Q&Q spoke to Kirby about Beer and Butter Tarts in advance of the launch party at Toronto’s Rhino Restaurant and Bar on Jan. 28, 7 p.m.
How did you settle on the title? When we were running Taste T.O., we got really ambitious and thought we could do a Canadian website called Beer and Butter Tarts. We quickly realized we did not have time to do two things at that level. when Taste T.O. shut down we kept the name and the domain.
I really wanted to concentrate on long-form literary food writing as opposed to restaurant reviews. The title is a bit on the cutesy side, but I think it touches on where we are in Canadian food at the moment.
Where does the journal fit in today’s food scene? I look for the stories behind the food. Even when I was doing more mainstream daily food writing, I was much more interested in the stories than restaurant openings and closings. There are people who want those stories, who love reading essays and fiction, and who also love food.
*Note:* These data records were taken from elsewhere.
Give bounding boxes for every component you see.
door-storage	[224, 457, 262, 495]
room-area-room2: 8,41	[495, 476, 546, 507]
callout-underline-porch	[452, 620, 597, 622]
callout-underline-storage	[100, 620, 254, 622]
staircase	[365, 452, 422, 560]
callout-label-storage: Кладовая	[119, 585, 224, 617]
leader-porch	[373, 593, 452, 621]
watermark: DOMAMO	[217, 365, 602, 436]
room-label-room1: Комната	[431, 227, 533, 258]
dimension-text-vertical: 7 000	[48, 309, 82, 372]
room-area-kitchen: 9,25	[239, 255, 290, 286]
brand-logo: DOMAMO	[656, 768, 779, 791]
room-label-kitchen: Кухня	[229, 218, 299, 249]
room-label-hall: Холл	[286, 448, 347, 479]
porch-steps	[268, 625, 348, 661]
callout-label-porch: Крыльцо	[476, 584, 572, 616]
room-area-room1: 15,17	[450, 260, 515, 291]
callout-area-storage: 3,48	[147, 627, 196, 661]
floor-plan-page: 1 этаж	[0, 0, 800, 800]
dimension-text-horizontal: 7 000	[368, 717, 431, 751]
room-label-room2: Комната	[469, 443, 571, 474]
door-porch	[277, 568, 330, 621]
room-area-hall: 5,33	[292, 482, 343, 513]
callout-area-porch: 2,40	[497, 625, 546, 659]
How has the food press changed? There was a point when I was literally reading every food blog by Torontonians. In four or five years, it has gone from 10 or 15 to 200 food bloggers. I like to think it makes people who are being paid to write about food a little sharper, a little more professional, and care a little more about what they’re doing.
What kind of submissions are you looking for? In the first issue I’m running a debut piece by an author from Newfoundland. She submitted another piece for the second issue about her dad hunting moose and eating seal flippers. There’s a story in this issue about a Ukrainian family who have just moved to the Prairies. They bring perogies to a town picnic, and they’re embarrassed. But then a town councillor says they are the best he’s ever had, and that’s how they are accepted into the community.
That’s what I want. Stories about the Canadian food experience are vast because our country is vast and made up of people from every nation.
This interview has been edited and condensed.